Le filtrage automatique des contenus imposé aux grandes plateformes
Les députés ont adopté jeudi un amendement présenté par l'ensemble du groupe socialiste à l'Assemblée nationale, qui impose un certain nombre de mesures visant à lutter contre les contenus illicites sur internet.
Il s'agit en premier lieu d'institutionnaliser les robocopyrights, ces outils qui utilisent des algorithmes plus ou moins fins pour tenter de reconnaître un contenu diffusé qui serait protégé par le droit d'auteur. Il s'agirait d'une obligation de moyens et de non d'une obligation de résultat.
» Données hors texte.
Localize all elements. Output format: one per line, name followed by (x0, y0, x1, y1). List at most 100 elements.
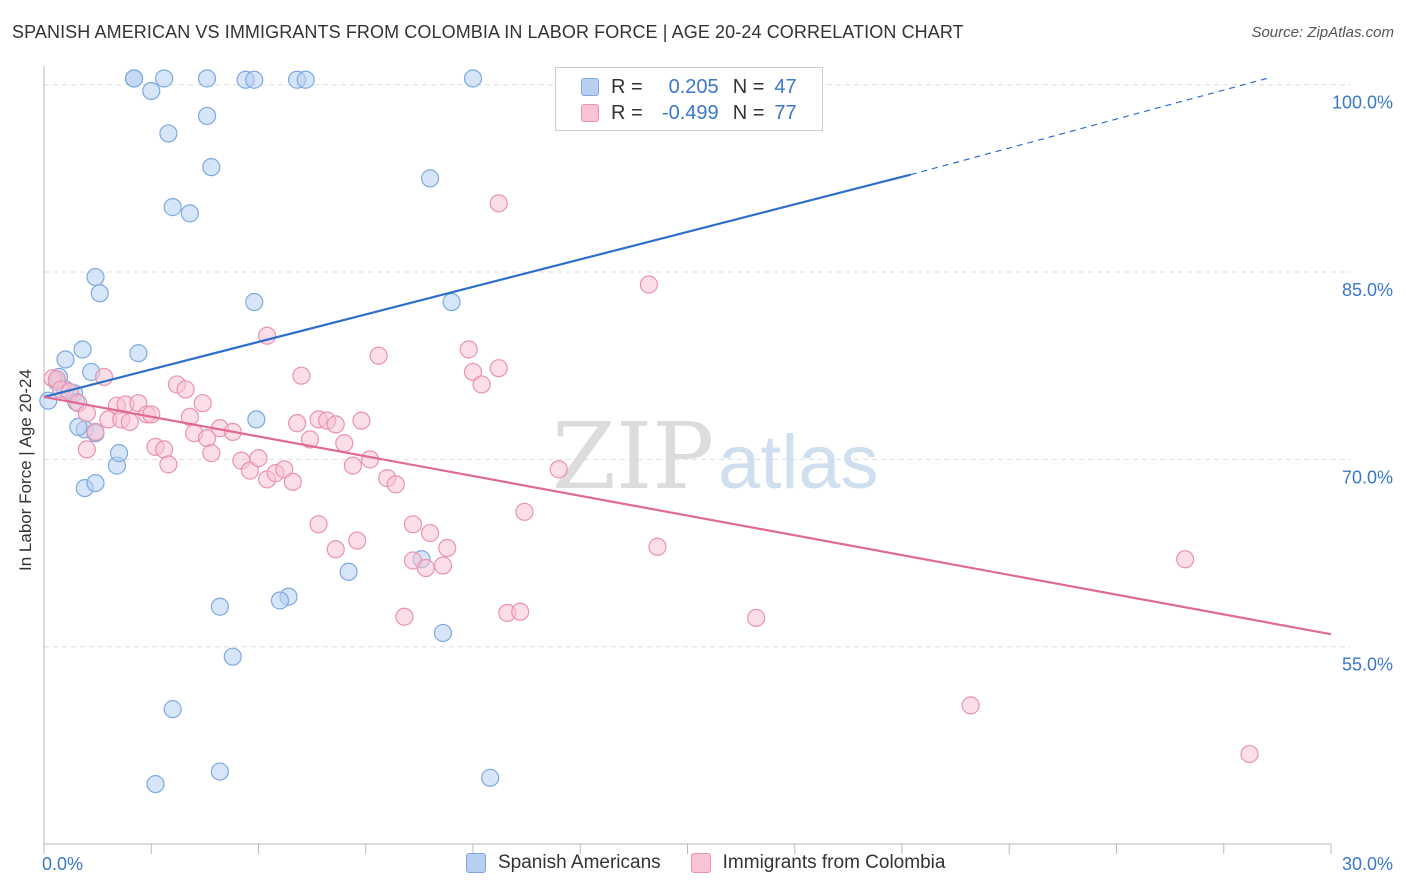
spanish-americans-point (210, 762, 229, 781)
tick-label-layer: 100.0% 85.0% 70.0% 55.0% 0.0% 30.0% (42, 93, 1393, 874)
spanish-americans-point (90, 284, 109, 303)
series-label-spanish-americans: Spanish Americans (498, 852, 661, 873)
colombia-immigrants-point (433, 556, 453, 575)
spanish-americans-point (197, 69, 217, 88)
colombia-immigrants-point (395, 607, 414, 626)
spanish-americans-point (442, 292, 461, 312)
colombia-immigrants-point (309, 515, 328, 534)
legend-n-label: N = (732, 101, 765, 124)
colombia-immigrants-point (343, 456, 362, 475)
colombia-immigrants-point (511, 602, 530, 621)
spanish-americans-point (296, 70, 315, 89)
spanish-americans-point (129, 344, 148, 363)
spanish-americans-point (73, 340, 92, 359)
legend-swatch-blue (581, 78, 599, 96)
grid-layer (44, 84, 1351, 648)
source-label: Source: ZipAtlas.com (1251, 24, 1394, 41)
spanish-americans-point (433, 623, 453, 643)
points-layer (39, 69, 1259, 794)
colombia-immigrants-point (77, 404, 97, 423)
spanish-americans-point (109, 444, 129, 463)
spanish-americans-point (463, 69, 483, 88)
colombia-immigrants-point (489, 194, 508, 213)
y-tick-label: 70.0% (1342, 467, 1393, 487)
colombia-immigrants-trendline (43, 395, 1332, 636)
spanish-americans-point (223, 647, 242, 666)
spanish-americans-point (202, 158, 221, 177)
colombia-immigrants-point (300, 430, 320, 449)
series-label-immigrants-from-colombia: Immigrants from Colombia (722, 852, 946, 873)
colombia-immigrants-point (747, 608, 766, 628)
colombia-immigrants-point (369, 346, 388, 365)
legend-r-label: R = (611, 75, 643, 98)
colombia-immigrants-point (77, 440, 97, 459)
y-tick-label: 85.0% (1342, 280, 1393, 300)
series-legend: Spanish Americans Immigrants from Colomb… (466, 852, 945, 874)
spanish-americans-point (69, 417, 88, 437)
spanish-americans-point (155, 69, 174, 88)
colombia-immigrants-point (249, 449, 268, 468)
colombia-immigrants-point (648, 537, 667, 556)
colombia-immigrants-point (416, 558, 435, 578)
colombia-immigrants-point (352, 411, 371, 430)
spanish-americans-point (197, 106, 217, 126)
spanish-americans-point (210, 597, 229, 616)
spanish-americans-point (270, 591, 290, 610)
legend-n-value-pink: 77 (774, 101, 797, 124)
trend-layer (43, 77, 1332, 636)
legend-swatch-pink (581, 104, 599, 122)
colombia-immigrants-point (438, 538, 457, 558)
colombia-immigrants-point (292, 366, 311, 385)
spanish-americans-point (180, 204, 199, 223)
legend-r-value-pink: -0.499 (661, 101, 719, 124)
colombia-immigrants-point (155, 440, 174, 459)
colombia-immigrants-point (326, 540, 345, 559)
colombia-immigrants-point (403, 515, 423, 534)
legend-n-label: N = (732, 75, 765, 98)
spanish-americans-point (142, 81, 161, 101)
legend-r-value-blue: 0.205 (668, 75, 719, 98)
spanish-americans-point (159, 124, 178, 143)
series-swatch-pink (690, 853, 711, 873)
colombia-immigrants-point (159, 455, 178, 474)
colombia-immigrants-point (515, 502, 534, 521)
colombia-immigrants-point (193, 394, 212, 413)
x-tick-label: 0.0% (42, 854, 83, 874)
spanish-americans-point (56, 350, 75, 369)
spanish-americans-trendline (43, 173, 911, 398)
spanish-americans-point (86, 473, 105, 493)
colombia-immigrants-point (176, 380, 195, 399)
colombia-immigrants-point (360, 450, 380, 469)
x-tick-label: 30.0% (1342, 854, 1393, 874)
correlation-legend: R = 0.205 N = 47 R = -0.499 N = 77 (555, 67, 823, 131)
spanish-americans-point (245, 70, 264, 89)
colombia-immigrants-point (120, 412, 139, 432)
colombia-immigrants-point (472, 375, 491, 394)
spanish-americans-point (163, 700, 182, 719)
axis-layer (43, 66, 1332, 854)
spanish-americans-point (247, 410, 266, 429)
colombia-immigrants-point (421, 523, 440, 543)
colombia-immigrants-point (459, 340, 478, 359)
series-swatch-blue (466, 853, 486, 873)
colombia-immigrants-point (283, 472, 302, 491)
spanish-americans-point (481, 768, 500, 787)
spanish-americans-trendline-extension (910, 77, 1267, 176)
colombia-immigrants-point (335, 434, 354, 453)
colombia-immigrants-point (348, 531, 367, 550)
spanish-americans-point (339, 562, 358, 581)
colombia-immigrants-point (142, 405, 161, 424)
legend-r-label: R = (611, 101, 643, 124)
colombia-immigrants-point (326, 415, 345, 434)
colombia-immigrants-point (1176, 550, 1195, 569)
colombia-immigrants-point (288, 414, 307, 433)
colombia-immigrants-point (240, 461, 260, 480)
spanish-americans-point (163, 198, 182, 217)
spanish-americans-point (245, 292, 264, 312)
spanish-americans-point (146, 774, 165, 794)
colombia-immigrants-point (86, 422, 105, 441)
colombia-immigrants-point (961, 696, 980, 715)
chart-title: SPANISH AMERICAN VS IMMIGRANTS FROM COLO… (12, 22, 964, 42)
spanish-americans-point (124, 69, 144, 88)
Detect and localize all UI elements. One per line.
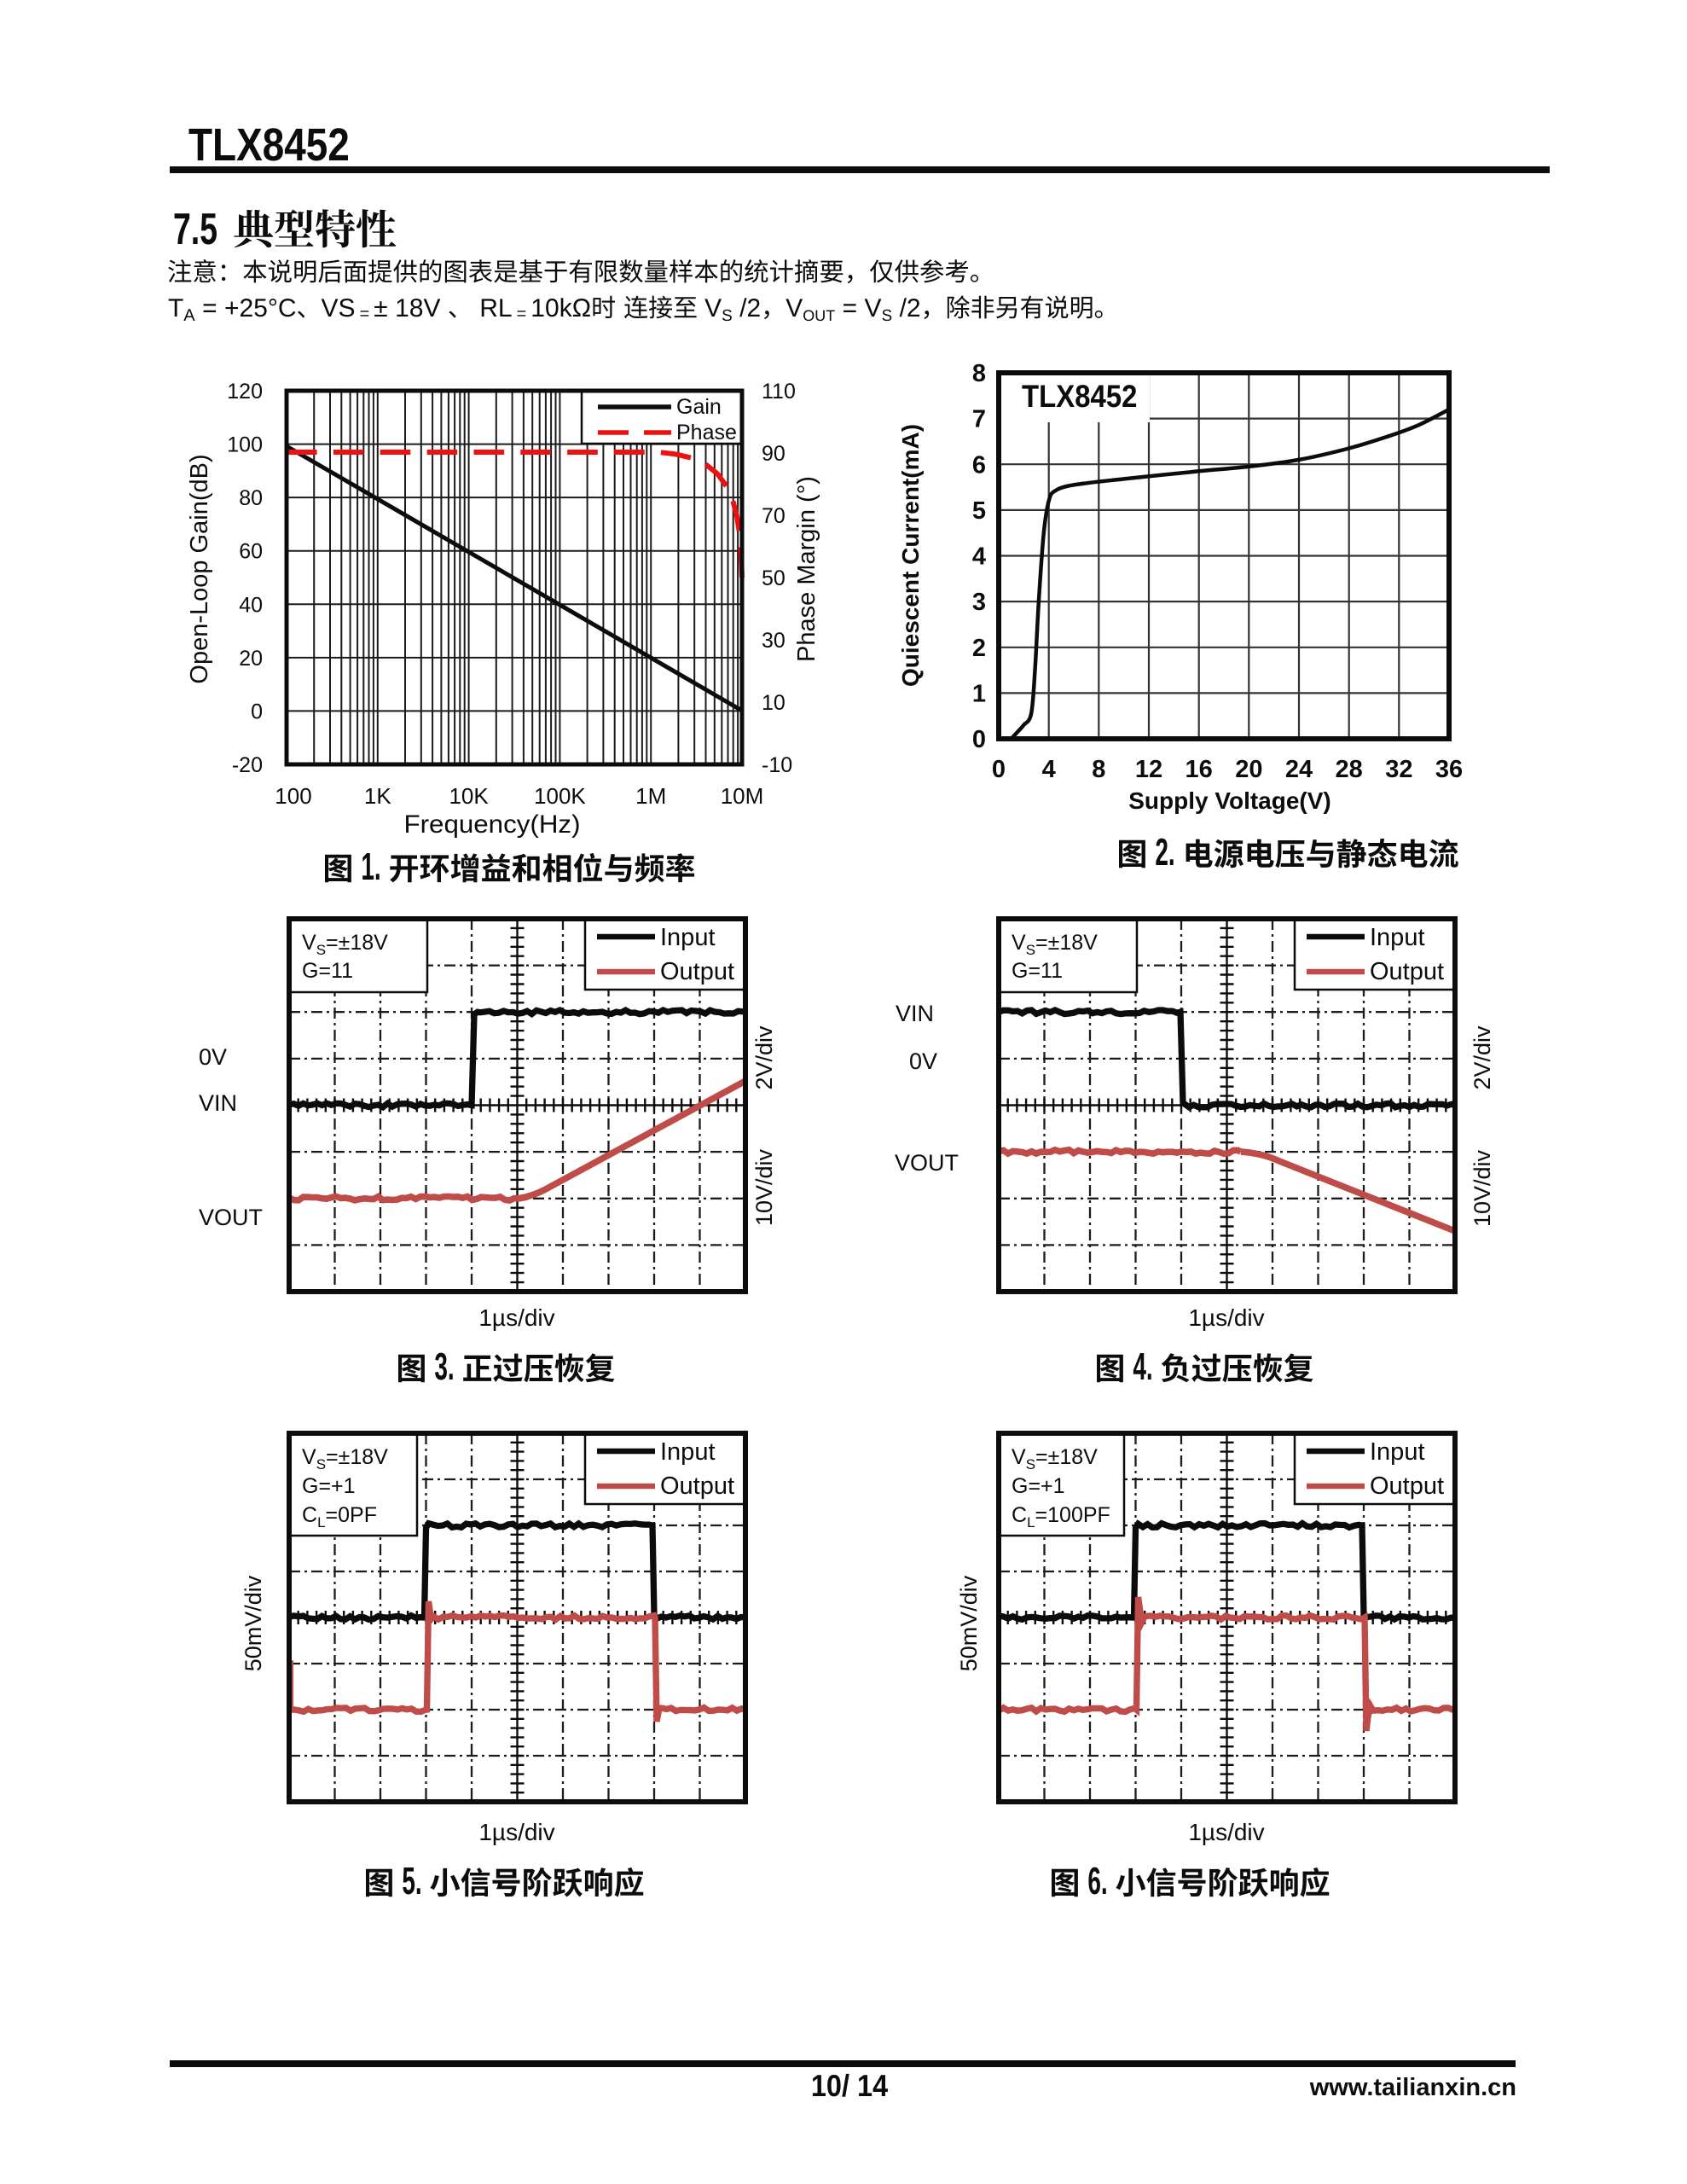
svg-text:Phase Margin (°): Phase Margin (°) — [793, 476, 820, 662]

Mais tel qu'il est rédigé, l'amendement demande même la reconnaissance et le retrait de tout contenu illicite de toute nature, ce qui peut ouvrir la porte à la détection de propos haineux, racistes, sexistes, xénophobes, homophobes, etc.
Plutôt que de modifier la loi pour la confiance dans l'économique numérique (LCEN) qui fixe le régime de responsabilité des hébergeurs et des éditeurs, le texte amende le code de la consommation, ce qui est osé.
Du filtrage préventif malgré la directive européenne
Le droit européen transposé par la LCEN interdit d'imposer une obligation générale de surveillance aux hébergeurs, et elle crée même une exonération de responsabilité jusqu'à ce qu'un contenu illégal leur soit signalé. Or avec la loi numérique actuellement en discussion, les opérateurs devront mettre en œuvre des mécanismes de filtrage préventif dès lors que « des contenus illicites sont susceptibles d’être diffusés à grande échelle à destination des consommateurs résidant en France ». Cette précision est quasiment inutile puisque dès lors que l'on utilise une plateforme populaire accessible depuis le territoire, tout contenu est susceptible d'être diffusé à grande échelle en France.
L'amendement ajoute d'autres obligations aux plateformes :
Désigner une personne physique comme leur représentant légal en France ;
Définir des indicateurs permettant d’apprécier le respect des lois et règlements relatifs aux contenus qu’ils mettent à disposition du public ;
Rendre périodiquement publics les résultats de l’évaluation des indicateurs mentionnés.
Théoriquement, les plateformes qui ne se soumettraient pas à cette obligation incluse dans le code de la consommation pourraient être bloquées en France à la demande de la DGCCRF. Ce n'est toutefois que théorique, les plus grands opérateurs qui sont les seuls concernés n'ayant aucun intérêt à ne pas coopérer pour respecter la loi française.